Monday, May 28, 2012

Money & Business

Gadgets for the geek set

Posted 10/24/04

PalmOne's success last year with the Treo 600 smart phone--with its full set of tiny but usable thumb keys--has helped give new life to the keyboard. Now competitors are arriving with their own novel approaches to typing.

Hoopla surrounds smart phones because of the innovations they bring. But the remarkably small devices serve a remarkably small market. "The vast majority of consumers have no clue what they would do with one," says Alex Slawsby at market researchers IDC. Smart phones have mostly appealed to those who already carry hand-held computers, a market of only 10 million units a year worldwide. The result: Of the 620 million wireless phones projected to be sold this year, perhaps 18 million will be smart.

No doubt, they accomplish a lot besides voice calls--wireless E-mail, instant messaging, address and calendar syncing, and even photos and videos. But they're expensive--the Treo is $400 with a service contract. The phones are also tough to use. The increasingly high-resolution screens still display only limited information at a time, so there's lots of clicking and scrolling to get at the smarts inside. Entering data into the phones while on the road is difficult--handwriting recognition is too clumsy for E-mail, and Americans don't like triple-punching number buttons to type letters.

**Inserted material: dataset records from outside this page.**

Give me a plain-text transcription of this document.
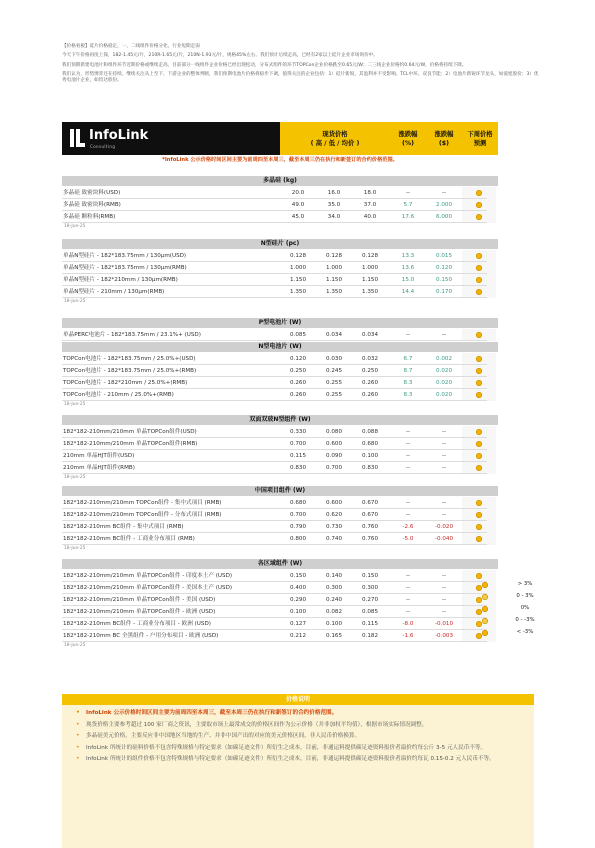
【价格看板】硅片价格稳定，一、二线组件价格分化，行业短期走弱

今天下午价格再度上探，182-1.45元/片，210R-1.65元/片，210N-1.93元/片，规格45%左右。我们预计后续走高，已经有2家以上硅片企业市场询价中。

我们预期新建电池片和组件环节近期价格或继续走高，目前部分一线组件企业价格已经出现松动，分布式组件的环节TOPCon企业价格跌至0.65元/W；二三线企业价格约0.64元/W，价格将持续下降。

我们认为，形势博弈还在持续，继续关注从上至下、下游企业的整体判断，我们预期电池片价格将稳步下调，值得关注的企业包括：1）硅片新锐，其盈利并不受影响。TCL中环、双良节能；2）电池片新锐环节龙头，如爱旭股份；3）优秀电池片企业，如钧达股份。

InfoLink
Consulting
现货价格
( 高 / 低 / 均价 )
涨跌幅
(%)
涨跌幅
($)
下周价格
预测
*InfoLink 公示价格时间区间主要为前周四至本周三，截至本周三仍在执行和新签订的合约价格范围。
多晶硅 (kg)
多晶硅 致密块料(USD)	20.0	16.0	18.0	--	--
多晶硅 致密块料(RMB)	49.0	35.0	37.0	5.7	2.000
多晶硅 颗粒料(RMB)	45.0	34.0	40.0	17.6	6.000
18-Jun-25
N型硅片 (pc)
单晶N型硅片 - 182*183.75mm / 130μm(USD)	0.128	0.128	0.128	13.3	0.015
单晶N型硅片 - 182*183.75mm / 130μm(RMB)	1.000	1.000	1.000	13.6	0.120
单晶N型硅片 - 182*210mm / 130μm(RMB)	1.150	1.150	1.150	15.0	0.150
单晶N型硅片 - 210mm / 130μm(RMB)	1.350	1.350	1.350	14.4	0.170
18-Jun-25
P型电池片 (W)
单晶PERC电池片 - 182*183.75mm / 23.1%+ (USD)	0.085	0.034	0.034	--	--
N型电池片 (W)
TOPCon电池片 - 182*183.75mm / 25.0%+(USD)	0.120	0.030	0.032	6.7	0.002
TOPCon电池片 - 182*183.75mm / 25.0%+(RMB)	0.250	0.245	0.250	8.7	0.020
TOPCon电池片 - 182*210mm / 25.0%+(RMB)	0.260	0.255	0.260	8.3	0.020
TOPCon电池片 - 210mm / 25.0%+(RMB)	0.260	0.255	0.260	8.3	0.020
18-Jun-25
双面双玻N型组件 (W)
182*182-210mm/210mm 单晶TOPCon组件(USD)	0.330	0.080	0.088	--	--
182*182-210mm/210mm 单晶TOPCon组件(RMB)	0.700	0.600	0.680	--	--
210mm 单晶HJT组件(USD)	0.115	0.090	0.100	--	--
210mm 单晶HJT组件(RMB)	0.830	0.700	0.830	--	--
18-Jun-25
中国项目组件 (W)
182*182-210mm/210mm TOPCon组件 - 集中式项目 (RMB)	0.680	0.600	0.670	--	--
182*182-210mm/210mm TOPCon组件 - 分布式项目 (RMB)	0.700	0.620	0.670	--	--
182*182-210mm BC组件 - 集中式项目 (RMB)	0.790	0.730	0.760	-2.6	-0.020
182*182-210mm BC组件 - 工商业分布项目 (RMB)	0.800	0.740	0.760	-5.0	-0.040
18-Jun-25
各区域组件 (W)
182*182-210mm/210mm 单晶TOPCon组件 - 印度本土产 (USD)	0.150	0.140	0.150	--	--
182*182-210mm/210mm 单晶TOPCon组件 - 美国本土产 (USD)	0.400	0.300	0.300	--	--
182*182-210mm/210mm 单晶TOPCon组件 - 美国 (USD)	0.290	0.240	0.270	--	--
182*182-210mm/210mm 单晶TOPCon组件 - 欧洲 (USD)	0.100	0.082	0.085	--	--
182*182-210mm BC组件 - 工商业分布项目 - 欧洲 (USD)	0.127	0.100	0.115	-8.0	-0.010
182*182-210mm BC 全黑组件 - 户用分布项目 - 欧洲 (USD)	0.212	0.165	0.182	-1.6	-0.003
18-Jun-25
价格说明
• InfoLink 公示价格时间区间主要为前周四至本周三，截至本周三仍在执行和新签订的合约价格范围。
• 现货价格主要参考超过 100 家厂商之资讯，主要取市场上最常成交的价格区间作为公示价格（并非加权平均值），根据市场实际情况调整。
• 多晶硅美元价格，主要反应非中国地区当地的生产、并非中国产出的对应的美元价格区间，非人民币价格换算。
• InfoLink 所统计的硅料价格不包含特殊规格与特定要求（如碳足迹文件）所衍生之成本，目前，非通运料提供碳足迹资料报价者溢价约每公斤 3-5 元人民币不等。
• InfoLink 所统计的组件价格不包含特殊规格与特定要求（如碳足迹文件）所衍生之成本，目前，非通运料提供碳足迹资料报价者溢价约每瓦 0.15-0.2 元人民币不等。
> 3%
0 - 3%
0%
0 - -3%
< -3%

Special software is what makes the Treo 600's tiny QWERTY board work, monitoring which key was pressed the longest when several are mashed at once. The new Treo 650 being announced this week will have flatter keys, replacing the humpback ones that irked some users. (Other grief relief: a removable battery and data that don't die with a battery.)

Sony Ericsson, meanwhile, took a hideaway approach to letters on its new p910a, whose price awaits carrier announcements. The keyboard is hidden behind the phone's number pad, which flips open to reveal a full QWERTY bank. But using the keyboard takes two hands, unlike the one-handed thumbing that's possible on the Treo.

A more intriguing keyboard comes from Research In Motion, which first popularized small QWERTY keyboards in its BlackBerrys. The new 7100t ($200 from T-Mobile with contract) has a keyboard integrated into the phone keypad, resulting in buttons that each have two letters (and a number or punctuation mark). RIM's SureType software guesses which letter is right as a key is pressed. It takes more getting used to than the Treo and Sony Ericsson full keyboards. Also, RIM aims the 7100t at E-mail users, so there's no camera and few downloadable programs. -David LaGesse

This story appears in the November 1, 2004 print edition of U.S. News & World Report.